Marco.org

I’m : a programmer, writer, podcaster, geek, and coffee enthusiast.

The biggest argument for bailing out or buying the car companies seems to be that letting them completely collapse would result in massive unemployment across so much of the country that the government would need to spend far more (unemployment, Social Security, welfare, Medicare, etc.) than whatever they’re spending on car companies.

This seems like a sound approach to solve temporary, external problems that are hurting a major industry. AIG is probably a great example of a good (in theory) use of this technique: insurance, in general, is very important and is usually a stable business. But when a disaster happens on a scale that nobody could have foreseen and an insurer needs to pay a ton of claims at once, it’s like a bank run — an otherwise sound business just can’t keep up, and the goverment needs to intervene to avert disaster.

But the problems facing the Detroit car companies hardly seem temporary. In fact, they’re hardly related to the recession at all. These companies were doing very poorly even in the latest boom years. Their problems run deep: they produce more cars than we need with very little market appeal that are less reliable and more expensive than their better-run competitors’ products. Their executive and management culture is deeply dysfunctional, and the UAW is the stereotypical example of a very harmful union.

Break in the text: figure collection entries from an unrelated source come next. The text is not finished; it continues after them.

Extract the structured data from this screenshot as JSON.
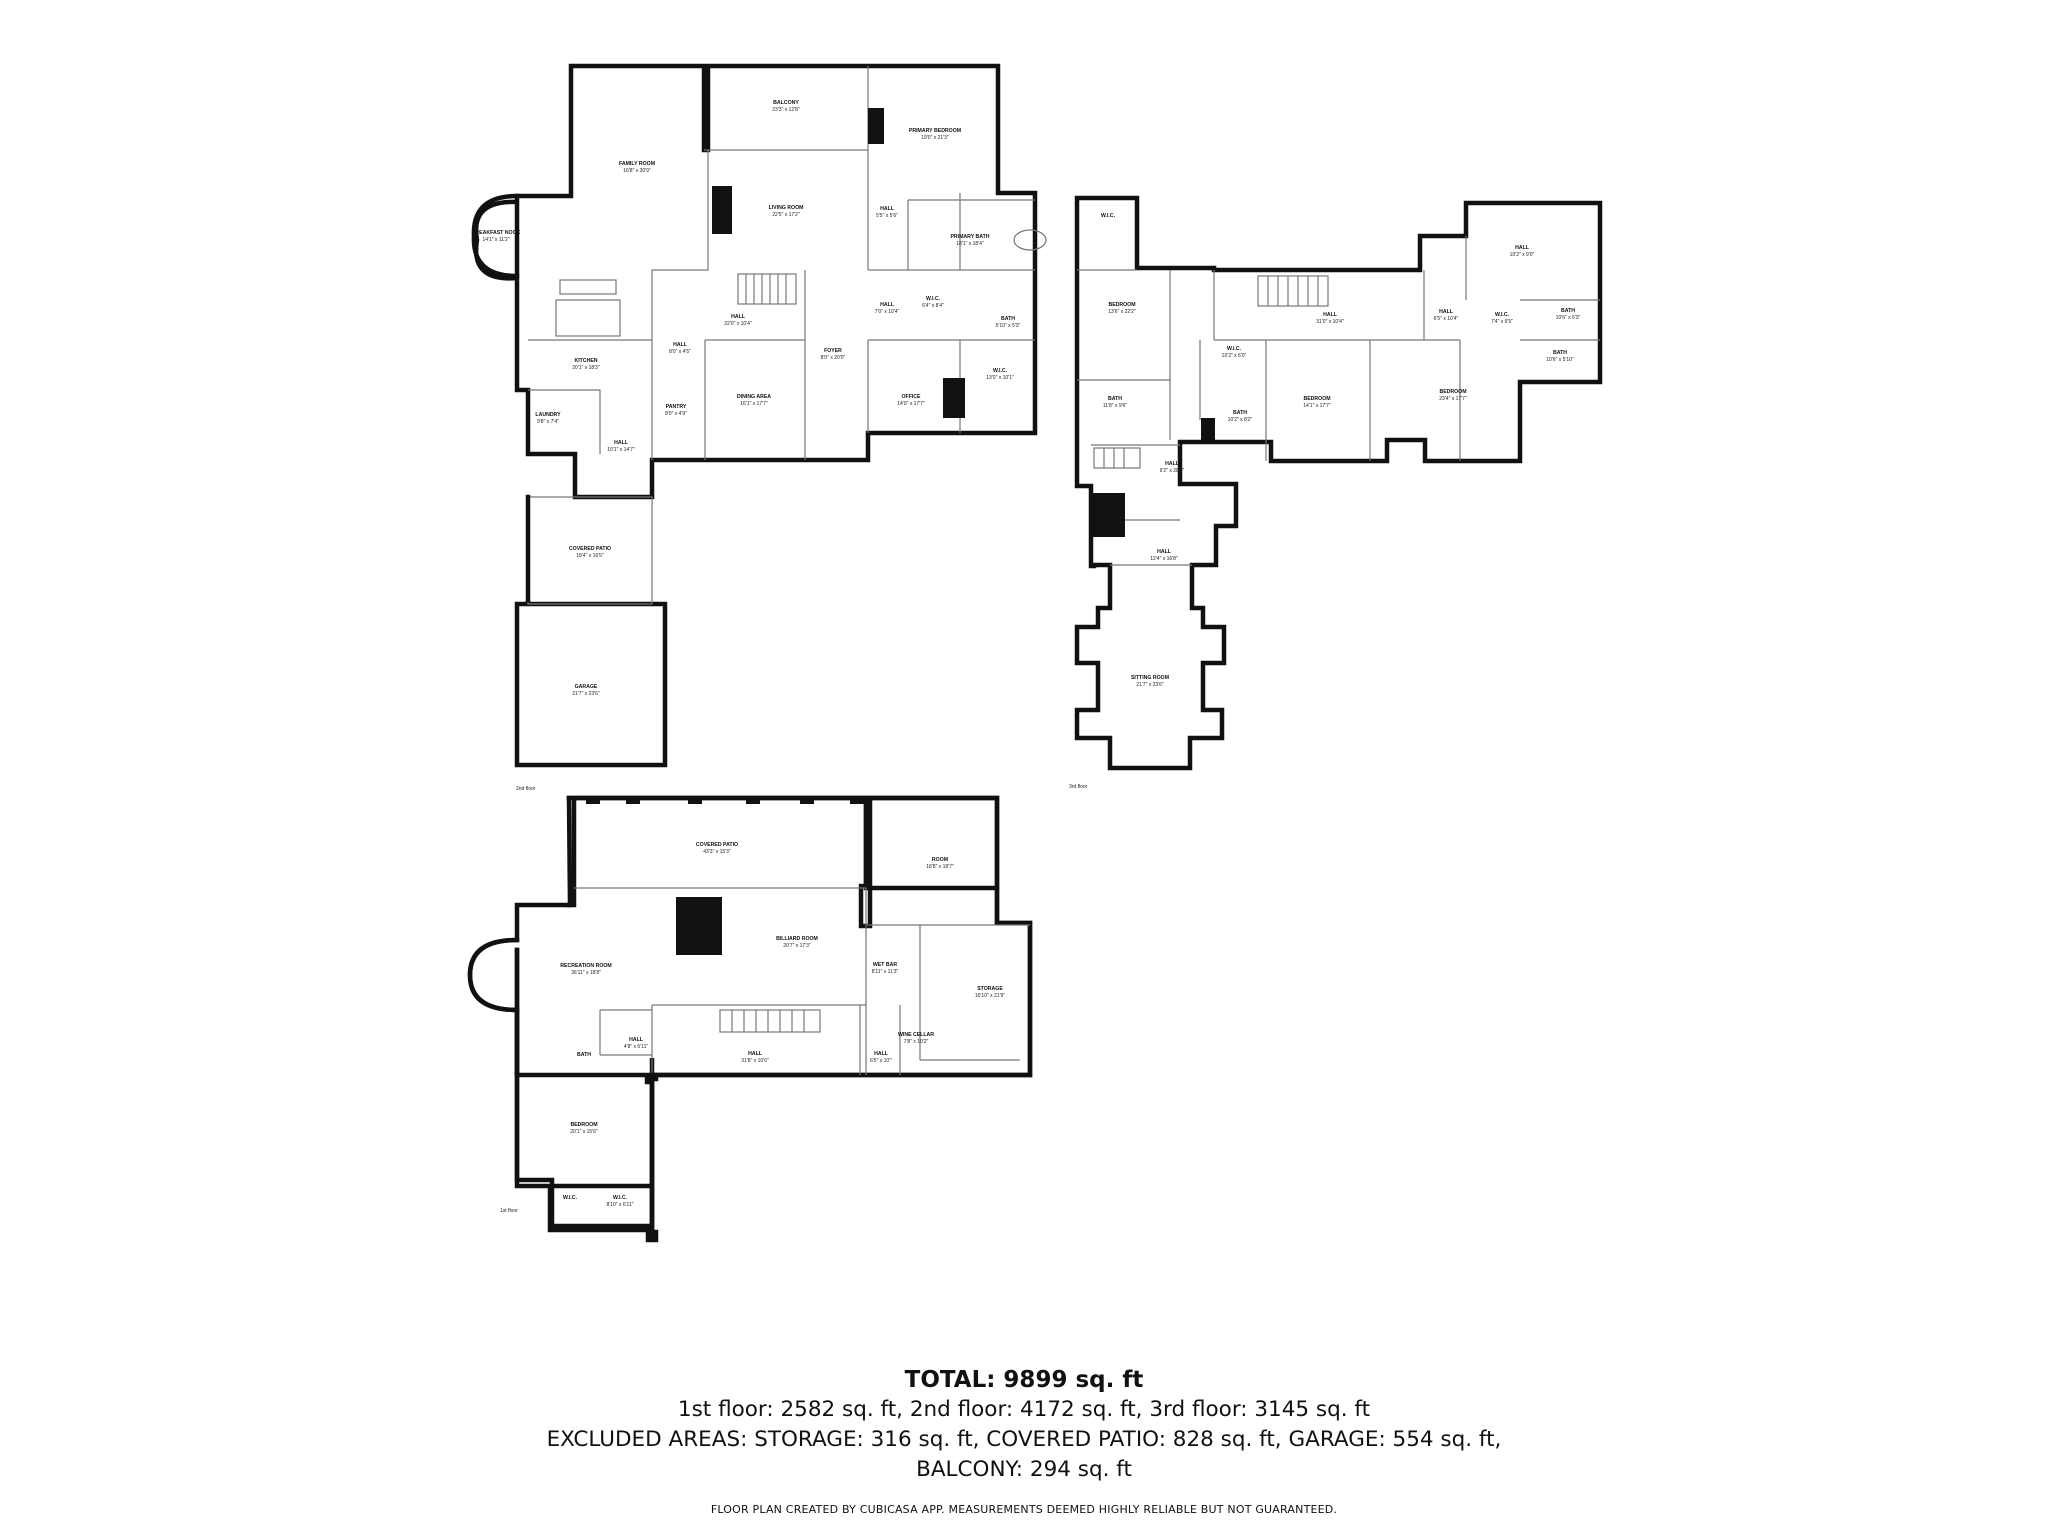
{
  "summary": {
    "total": "TOTAL: 9899 sq. ft",
    "floors": "1st floor: 2582 sq. ft, 2nd floor: 4172 sq. ft, 3rd floor: 3145 sq. ft",
    "excluded_1": "EXCLUDED AREAS: STORAGE: 316 sq. ft, COVERED PATIO: 828 sq. ft, GARAGE: 554 sq. ft,",
    "excluded_2": "BALCONY: 294 sq. ft",
    "credit": "FLOOR PLAN CREATED BY CUBICASA APP. MEASUREMENTS DEEMED HIGHLY RELIABLE BUT NOT GUARANTEED."
  },
  "floor_tags": {
    "second": "2nd floor",
    "third": "3rd floor",
    "first": "1st floor"
  },
  "rooms": {
    "second": [
      {
        "name": "FAMILY ROOM",
        "dim": "16'8\" x 30'9\""
      },
      {
        "name": "BALCONY",
        "dim": "23'3\" x 12'8\""
      },
      {
        "name": "PRIMARY BEDROOM",
        "dim": "19'0\" x 21'3\""
      },
      {
        "name": "BREAKFAST NOOK",
        "dim": "14'1\" x 11'2\""
      },
      {
        "name": "LIVING ROOM",
        "dim": "22'5\" x 17'2\""
      },
      {
        "name": "HALL",
        "dim": "5'5\" x 5'6\""
      },
      {
        "name": "PRIMARY BATH",
        "dim": "18'1\" x 18'4\""
      },
      {
        "name": "HALL",
        "dim": "22'0\" x 10'4\""
      },
      {
        "name": "FOYER",
        "dim": "8'0\" x 20'0\""
      },
      {
        "name": "HALL",
        "dim": "7'0\" x 10'4\""
      },
      {
        "name": "W.I.C.",
        "dim": "6'4\" x 8'4\""
      },
      {
        "name": "BATH",
        "dim": "5'10\" x 5'3\""
      },
      {
        "name": "KITCHEN",
        "dim": "20'1\" x 18'3\""
      },
      {
        "name": "HALL",
        "dim": "8'0\" x 4'5\""
      },
      {
        "name": "DINING AREA",
        "dim": "16'1\" x 17'7\""
      },
      {
        "name": "OFFICE",
        "dim": "14'0\" x 17'7\""
      },
      {
        "name": "W.I.C.",
        "dim": "13'0\" x 10'1\""
      },
      {
        "name": "PANTRY",
        "dim": "8'0\" x 4'9\""
      },
      {
        "name": "LAUNDRY",
        "dim": "9'8\" x 7'4\""
      },
      {
        "name": "HALL",
        "dim": "10'1\" x 14'7\""
      },
      {
        "name": "COVERED PATIO",
        "dim": "18'4\" x 16'5\""
      },
      {
        "name": "GARAGE",
        "dim": "21'7\" x 23'6\""
      }
    ],
    "third": [
      {
        "name": "W.I.C.",
        "dim": ""
      },
      {
        "name": "HALL",
        "dim": "10'2\" x 9'0\""
      },
      {
        "name": "BEDROOM",
        "dim": "13'6\" x 22'2\""
      },
      {
        "name": "HALL",
        "dim": "31'0\" x 10'4\""
      },
      {
        "name": "HALL",
        "dim": "6'5\" x 10'4\""
      },
      {
        "name": "W.I.C.",
        "dim": "7'4\" x 6'5\""
      },
      {
        "name": "BATH",
        "dim": "10'6\" x 6'3\""
      },
      {
        "name": "W.I.C.",
        "dim": "10'2\" x 6'0\""
      },
      {
        "name": "BATH",
        "dim": "10'6\" x 5'10\""
      },
      {
        "name": "BEDROOM",
        "dim": "14'1\" x 17'7\""
      },
      {
        "name": "BEDROOM",
        "dim": "23'4\" x 17'7\""
      },
      {
        "name": "BATH",
        "dim": "11'8\" x 9'6\""
      },
      {
        "name": "BATH",
        "dim": "10'2\" x 8'2\""
      },
      {
        "name": "HALL",
        "dim": "9'2\" x 28'8\""
      },
      {
        "name": "HALL",
        "dim": "12'4\" x 16'8\""
      },
      {
        "name": "SITTING ROOM",
        "dim": "21'7\" x 23'6\""
      }
    ],
    "first": [
      {
        "name": "COVERED PATIO",
        "dim": "43'3\" x 15'3\""
      },
      {
        "name": "ROOM",
        "dim": "18'8\" x 18'7\""
      },
      {
        "name": "BILLIARD ROOM",
        "dim": "20'7\" x 17'3\""
      },
      {
        "name": "RECREATION ROOM",
        "dim": "36'11\" x 18'8\""
      },
      {
        "name": "WET BAR",
        "dim": "8'11\" x 11'3\""
      },
      {
        "name": "STORAGE",
        "dim": "16'10\" x 21'9\""
      },
      {
        "name": "HALL",
        "dim": "4'8\" x 6'11\""
      },
      {
        "name": "BATH",
        "dim": ""
      },
      {
        "name": "HALL",
        "dim": "31'8\" x 10'6\""
      },
      {
        "name": "HALL",
        "dim": "6'5\" x 10'\""
      },
      {
        "name": "WINE CELLAR",
        "dim": "7'8\" x 10'2\""
      },
      {
        "name": "BEDROOM",
        "dim": "20'1\" x 15'6\""
      },
      {
        "name": "W.I.C.",
        "dim": ""
      },
      {
        "name": "W.I.C.",
        "dim": "8'10\" x 6'11\""
      }
    ]
  }
}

What portion of that will be solved by the government taking them through bankruptcy court, buying big chunks of their stock, or issuing them more massive loans?

Aren’t we delaying the inevitable? Won’t this still collapse and still result in the massive unemployment and social spending that these measures are supposedly avoiding, but now with the added cost of the money we already threw at them in our futile attempt to keep them afloat?